Apresurando la marcha, recordó con claridad el rostro furibundo y congestionado por el exceso de brandy de su progenitor, la noche anterior, ante su impulsiva rebelión. Siempre sumisa, obediente y recatada, educada por institutrices rígidas e inamovibles en sus preceptos, siguiendo los principios morales más estrictos, aún mantenía un vestigio de rebeldía contenida, y Sue se irguió ante él negándose rotundamente por primera vez en su vida a obedecer. Abierta la compuerta de la rebelión, ya no planeaba cerrarla. Aceleró más el paso mientras la conversación retornaba con crudeza a su memoria.

—Padre, tal despropósito me hace muy infeliz; sin duda, ignorar mis sentimientos forma parte de su estudiado plan, pero en ésta ocasión debo negarme a aceptarlo. Espero disculpe mi descortesía como yo disculpo su falta de consideración hacia mi persona — dijo secamente, cuando John LePard le comunicó con fría indiferencia que, pasados veintitrés días contraería matrimonio con el Señor Liam Roberts, vecino del lugar y prominente personalidad en la sociedad local, a pesar de carecer de la más mínima decencia, hecho constatado por la propia Sue no hacía muchos días, e ignorado con deliberación por la mayoría de las personas que trataban con dicho personaje.

—No acepto que me trate como una propiedad más y me trans fiera sin miramientos.

Apretaba las manos contra su regazo para evitar que el temblor de éstas fuera perceptible para el anciano, que vuelto de espaldas a la chimenea del gran salón, la miraba con incredulidad. De todos era conocido su talante malhumorado y su arrogante prepotencia, sus arrebatos de ira y la indiferente necedad con la que trataba a sus empleados. El anciano abrió los ojos de par en par sin poder dar crédito a lo que escuchaba.

—Todo está decidido, harás lo que se te ordena. Te casarás con el Señor Roberts, su considerable posición favorecerá nuestra delicada situación económica, ese es mi deseo, la gente comienza a murmurar y es inadmisible que seamos objeto de chismes y burdas habladurías. ¡Haré que esos estúpidos difamadores se traguen todas las patrañas que murmuran a mis espaldas! Simplemente se trata de una situación, digamos… “delicada”, que se solventará en cuanto Roberts entre a formar parte de la familia y de nuestros círculos sociales.

— ¿Acaso es lo único que te importa? ¿Nuestra posición?, ¡lo que digan la malas lenguas me trae sin cuidado! — replicó indignada. — Todo el condado sabe que estamos arruinados.
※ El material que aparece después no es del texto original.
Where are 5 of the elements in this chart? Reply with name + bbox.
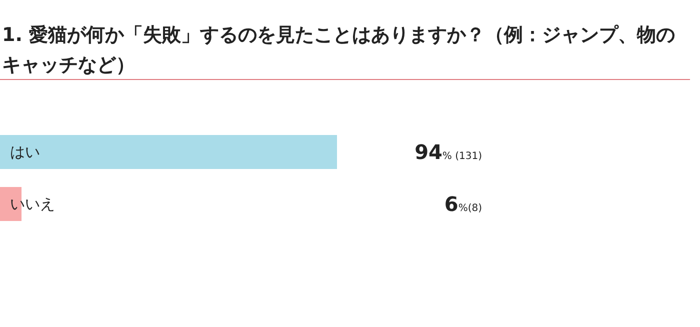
y-tick-label: いいえ (10, 195, 55, 214)
y-tick-label: はい (10, 143, 40, 162)
data-label: 6%(8) (444, 192, 482, 216)
chart-title: 1. 愛猫が何か「失敗」するのを見たことはありますか？（例：ジャンプ、物のキャッチなど） (2, 23, 676, 78)
data-label: 94% (131) (414, 140, 482, 164)
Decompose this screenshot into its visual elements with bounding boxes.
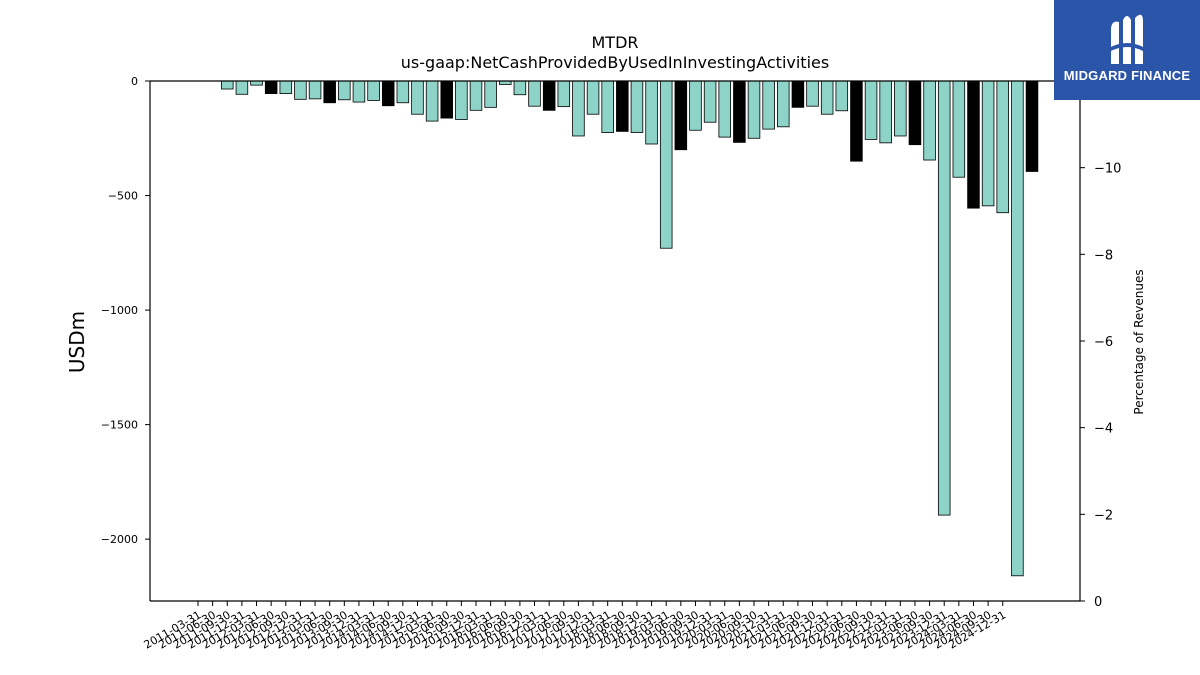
bar bbox=[747, 80, 761, 139]
bar bbox=[338, 80, 351, 101]
bar bbox=[718, 80, 731, 138]
bar bbox=[996, 80, 1009, 214]
axes-group: 0−500−1000−1500−20000−2−4−6−8−102011-03-… bbox=[101, 75, 1122, 652]
bar bbox=[923, 80, 936, 161]
y-tick-label: 0 bbox=[131, 75, 138, 88]
bar bbox=[894, 80, 907, 137]
bar bbox=[396, 80, 410, 104]
bar bbox=[572, 80, 585, 137]
bar bbox=[674, 80, 688, 151]
bar bbox=[528, 80, 541, 107]
bar bbox=[630, 80, 644, 133]
bar bbox=[381, 80, 395, 107]
bar bbox=[791, 80, 805, 108]
brand-name: MIDGARD FINANCE bbox=[1063, 68, 1191, 83]
bar bbox=[820, 80, 834, 115]
brand-logo: MIDGARD FINANCE bbox=[1054, 0, 1200, 100]
y-tick-label: −1000 bbox=[101, 304, 138, 317]
bar bbox=[601, 80, 614, 133]
bar bbox=[279, 80, 293, 95]
bar bbox=[1011, 80, 1024, 577]
bar bbox=[777, 80, 790, 128]
bar bbox=[425, 80, 439, 122]
bar bbox=[659, 80, 673, 249]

Esos a los que llamas difamadores son nuestros acreedores, es una terrible realidad, sin duda, pero debemos mantener la calma y nuestra dignidad, padre, ¡no prestemos oídos a rumores maliciosos! y lograremos salir airosos de esta situación si hacemos un esfuerzo y economizamos, estoy convencida de que aún podemos hallar una solución. ¡No puedo casarme con un hombre al que no amo!